Manque de diversité d’abord. Toujours les mêmes formats (image statique ou vidéo UGC), toujours les mêmes concepts (nous VS eux, call-out produit, témoignage). Le problème n’est pas que ces concepts soient mauvais – c’est qu’en restant dessus, on ne découvre jamais ce qui pourrait mieux marcher. Danilo a même écrit un article listant 10 concepts créa à tester – ça donne une idée de l’espace inexploré que la plupart laissent intact.
« Quand il y a toujours les mêmes formats et les mêmes concepts, malheureusement on se prive de nombreux autres formats et concepts qu’on pourrait utiliser et qui pourraient bien performer. »
Voilà.

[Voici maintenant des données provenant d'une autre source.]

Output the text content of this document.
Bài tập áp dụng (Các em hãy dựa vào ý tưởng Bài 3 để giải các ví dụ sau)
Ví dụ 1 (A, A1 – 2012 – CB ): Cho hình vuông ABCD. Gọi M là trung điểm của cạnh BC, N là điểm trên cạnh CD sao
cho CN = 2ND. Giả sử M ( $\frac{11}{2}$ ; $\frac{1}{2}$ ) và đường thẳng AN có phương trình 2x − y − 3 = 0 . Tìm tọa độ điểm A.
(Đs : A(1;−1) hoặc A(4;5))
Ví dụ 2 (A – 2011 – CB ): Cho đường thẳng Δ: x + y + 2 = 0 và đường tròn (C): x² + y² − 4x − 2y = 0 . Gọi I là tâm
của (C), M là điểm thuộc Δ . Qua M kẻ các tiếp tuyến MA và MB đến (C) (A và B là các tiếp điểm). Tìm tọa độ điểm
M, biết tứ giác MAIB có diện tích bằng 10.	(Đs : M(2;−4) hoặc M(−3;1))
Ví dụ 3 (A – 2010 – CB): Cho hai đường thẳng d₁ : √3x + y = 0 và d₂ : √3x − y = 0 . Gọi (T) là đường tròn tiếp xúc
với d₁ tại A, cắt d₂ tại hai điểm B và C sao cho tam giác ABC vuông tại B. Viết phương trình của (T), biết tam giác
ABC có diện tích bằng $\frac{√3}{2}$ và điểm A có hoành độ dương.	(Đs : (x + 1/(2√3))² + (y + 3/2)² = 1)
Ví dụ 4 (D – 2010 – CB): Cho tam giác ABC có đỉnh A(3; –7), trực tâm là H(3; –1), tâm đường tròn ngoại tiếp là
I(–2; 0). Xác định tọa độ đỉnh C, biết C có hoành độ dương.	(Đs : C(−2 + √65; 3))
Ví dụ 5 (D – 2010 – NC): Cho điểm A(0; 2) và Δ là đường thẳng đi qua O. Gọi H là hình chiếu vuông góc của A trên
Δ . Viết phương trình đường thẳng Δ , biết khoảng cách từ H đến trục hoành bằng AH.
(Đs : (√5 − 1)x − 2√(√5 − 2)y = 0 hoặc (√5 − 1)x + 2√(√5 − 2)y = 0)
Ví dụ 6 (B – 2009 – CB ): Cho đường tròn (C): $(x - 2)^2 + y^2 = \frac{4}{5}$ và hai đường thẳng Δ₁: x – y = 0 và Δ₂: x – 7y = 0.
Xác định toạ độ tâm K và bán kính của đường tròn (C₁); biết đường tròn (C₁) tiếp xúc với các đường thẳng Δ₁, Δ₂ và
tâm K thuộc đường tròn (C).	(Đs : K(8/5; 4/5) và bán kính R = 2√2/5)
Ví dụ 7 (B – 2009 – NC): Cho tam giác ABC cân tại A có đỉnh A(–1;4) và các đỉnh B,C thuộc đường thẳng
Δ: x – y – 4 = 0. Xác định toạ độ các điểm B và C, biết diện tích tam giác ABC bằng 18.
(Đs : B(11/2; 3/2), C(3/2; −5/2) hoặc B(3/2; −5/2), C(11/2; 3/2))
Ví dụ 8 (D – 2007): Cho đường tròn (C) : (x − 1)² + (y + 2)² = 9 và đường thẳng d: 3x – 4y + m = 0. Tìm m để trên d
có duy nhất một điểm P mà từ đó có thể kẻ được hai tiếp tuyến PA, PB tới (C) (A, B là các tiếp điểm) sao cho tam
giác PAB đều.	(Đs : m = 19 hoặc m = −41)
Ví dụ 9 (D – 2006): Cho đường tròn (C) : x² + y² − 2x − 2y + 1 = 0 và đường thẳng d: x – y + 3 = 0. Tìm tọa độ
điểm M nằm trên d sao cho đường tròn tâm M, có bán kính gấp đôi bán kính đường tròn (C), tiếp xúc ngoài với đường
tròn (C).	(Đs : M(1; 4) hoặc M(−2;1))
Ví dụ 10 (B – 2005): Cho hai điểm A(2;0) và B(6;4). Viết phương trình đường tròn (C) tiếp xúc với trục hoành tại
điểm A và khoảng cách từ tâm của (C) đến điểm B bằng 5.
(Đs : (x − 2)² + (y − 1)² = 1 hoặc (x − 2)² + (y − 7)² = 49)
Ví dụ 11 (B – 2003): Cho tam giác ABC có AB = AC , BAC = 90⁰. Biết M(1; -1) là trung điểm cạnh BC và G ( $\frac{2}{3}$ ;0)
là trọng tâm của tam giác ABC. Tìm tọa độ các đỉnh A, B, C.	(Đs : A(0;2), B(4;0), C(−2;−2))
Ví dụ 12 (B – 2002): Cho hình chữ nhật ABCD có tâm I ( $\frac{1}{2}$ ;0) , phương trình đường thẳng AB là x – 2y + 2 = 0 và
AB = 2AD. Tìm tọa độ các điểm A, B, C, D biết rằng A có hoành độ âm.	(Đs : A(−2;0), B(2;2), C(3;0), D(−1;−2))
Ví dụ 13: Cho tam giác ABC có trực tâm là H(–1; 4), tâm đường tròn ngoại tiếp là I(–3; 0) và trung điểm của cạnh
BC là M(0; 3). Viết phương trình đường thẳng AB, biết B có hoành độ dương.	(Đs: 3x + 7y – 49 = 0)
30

Simple à dire, rarement appliqué.
Ensuite : les meilleurs axes ne sont pas déclinés. Un message qui fonctionne – mettons l’angle télétravail pour un produit ergonomique – reste sur une seule créa alors qu’il devrait infuser toutes les variantes du compte. C’est là que la méthode 80/20 pour les créas Facebook prend tout son sens : identifier ce qui marche, l’exploiter à fond avant de chercher autre chose.
Troisième point créa : aucune itération sur les best performers. Une créa qui explose les métriques, et personne ne touche au scroll stopper, à la tagline, au hook. C’est de l’argent laissé sur la table – parce qu’une bonne créa avec un meilleur hook peut multiplier ses performances.
Quatrième : des créas non rentables qui tournent encore. Danilo donne sa règle : si vous avez dépensé deux fois le CPA cible sur une créa sans résultat, vous la coupez. Pas trois fois. Pas quatre. Deux fois. C’est arbitraire – lui-même le reconnaît – mais sans règle fixe, la tendance humaine c’est de laisser tourner « encore un peu » des créas qui ne livreront jamais.
Cinquième erreur créa : tester de nouveaux concepts directement dans les campagnes principales. Les winners créatifs qui tournent bien méritent d’être protégés. Une campagne de test séparée, avec 10% du budget environ, suffit pour évaluer les nouveaux concepts sans perturber ce qui performe.
Et sixième : ne pas concentrer les meilleurs concepts dans la campagne Avantage+ Shopping. L’idée est contre-intuitive – on pourrait croire qu’Avantage+ a besoin de variété pour s’optimiser. En réalité, lui donner uniquement les créas qui ont déjà prouvé leur potentiel sur le compte, c’est lui donner un meilleur point de départ. Pour ceux qui veulent aller plus loin sur le testing créa pour scaler sur Facebook ads, c’est un sujet qui mérite un article entier.
Les deux dernières erreurs meta ads qu’on oublie parce qu’elles semblent évidentes
Les facteurs exogènes, comme les appelle Danilo. Deux erreurs. Les plus basiques. Et pourtant.
Incohérence entre le texte de la pub, la créa et la landing page. Une pub qui promet une réduction de 30% sur un produit précis, une landing page qui atterrit sur la homepage. Un message créa qui parle de durabilité, un texte pub qui parle de prix. Ça semble tellement évident que personne ne vérifie vraiment – et c’est précisément pourquoi ça revient sur quasiment tous les audits.
« Ça me parait basique mais c’est une erreur que j’ai déjà vu plusieurs fois et qui se trouve être dommage au niveau de la conversion. »
C’est exactement le problème. Ce qui semble basique ne se vérifie pas. Et ce qui ne se vérifie pas se dégrade.
Dernière erreur : toujours les mêmes produits et offres en avant. Un compte qui pousse les mêmes 3 SKU depuis 18 mois, qui s’étonne que les performances plafonnent – et qui attend de l’algorithme qu’il fasse des miracles sur des offres qu’il n’a jamais testées. Meta ne peut pas inventer de la demande. Si l’offre ne convertit pas, aucune optimisation plateforme ne rattrapera ça.
Ce qui frappe dans l’ensemble de ces 21 erreurs, c’est qu’elles se regroupent autour d’un même pattern : des décisions prises par défaut, sans règle explicite, sans revue régulière. Le tracking qu’on a configuré une fois et jamais rerevisité. La structure qu’on a gardée parce qu’elle « tournait bien ». Les créas qu’on laisse vivre parce qu’on n’a pas défini de règle de coupure.
La vraie question n’est pas de savoir combien d’erreurs vous faites parmi ces 21. C’est de savoir lesquelles vous faites sans le savoir depuis des mois.